In this process, the legitimate representative organizations of the Amazonian Indigenous peoples in Peru, grouped in AIDESEP[2], made the respective requests to the Peruvian State due to their concern about the harmful effects of the concessions and spills that have been taking place within their communities and, at the same time, the Indigenous movement requested the prompt remediation of said activities that seriously affect the preservation of their culture, their life and future generations. 

For these reasons, the Peruvian State and the representative organizations of the Indigenous Peoples of Peru have the obligation to deal, in a bipartite manner and under equal conditions, with all types of intervention within Indigenous territories, as stated in international agreements and the Peruvian Law since 1993 by Legislative Resolution No. 26253, which these days is a dead letter.


[1] Agreement 169, was ratified by the Peruvian State and establishes the duty to consult the legislative and administrative measures likely to directly affect the original peoples, establishing appropriate procedures for consulting the interested peoples, in good faith and with the purpose of reaching a agreement or gain consent to the proposed measures.

[2] AIDESEP is a national indigenous organization that watches over the economic, social and environmental rights of the Amazonian indigenous peoples of Peru


By way of reflection

Drawing from the Political Constitution of Peru as well as Convention No. 169 of the International Labor Organization – ILO and internal regulations, it follows that the right of ownership and possession over the lands or territories traditionally occupied by Indigenous Peoples must be organized in native communities and must be specially protected and guaranteed by the State to safeguard the peculiar cultural, spiritual and collective relationship that these human groups have with their lands, given that the Indigenous right to life depends fundamentally on their territory.

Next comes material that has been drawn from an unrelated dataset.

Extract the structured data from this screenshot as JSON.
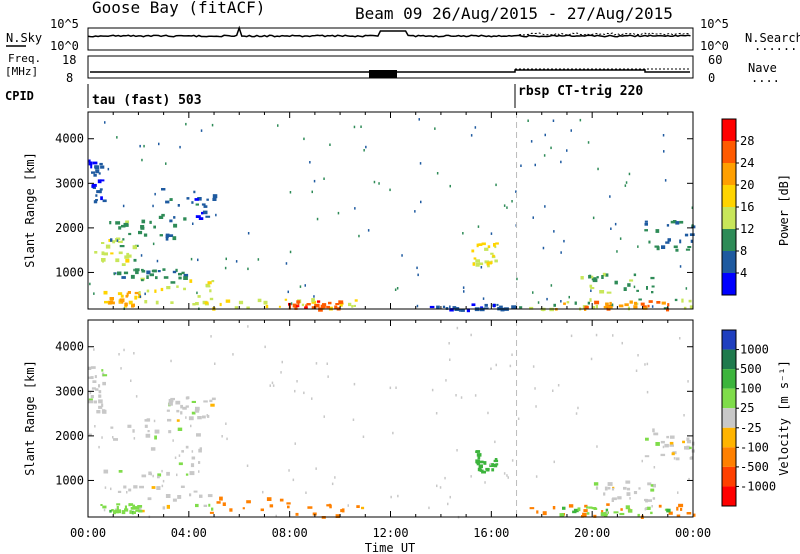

The concessions or extractive activities in Indigenous territories (even more so in the territories of indigenous peoples in voluntary isolation and/or initial contact whose population is highly vulnerable to diseases brought by external agents), should proceed with the consultation which has to be approved by the Indigenous Peoples with participation of its representative organizations in all its regional bases.

To guarantee the follow-up of the established agreements, it is recommended to set up a National Working Group on Amazonian Indigenous Peoples, with the participation of the State, private sector, and Indigenous Peoples.

This space must generate public policies on issues of Identity-based development , considering the perspective of the communities and not only for the benefit of the extractive activity, as has been happening for decades.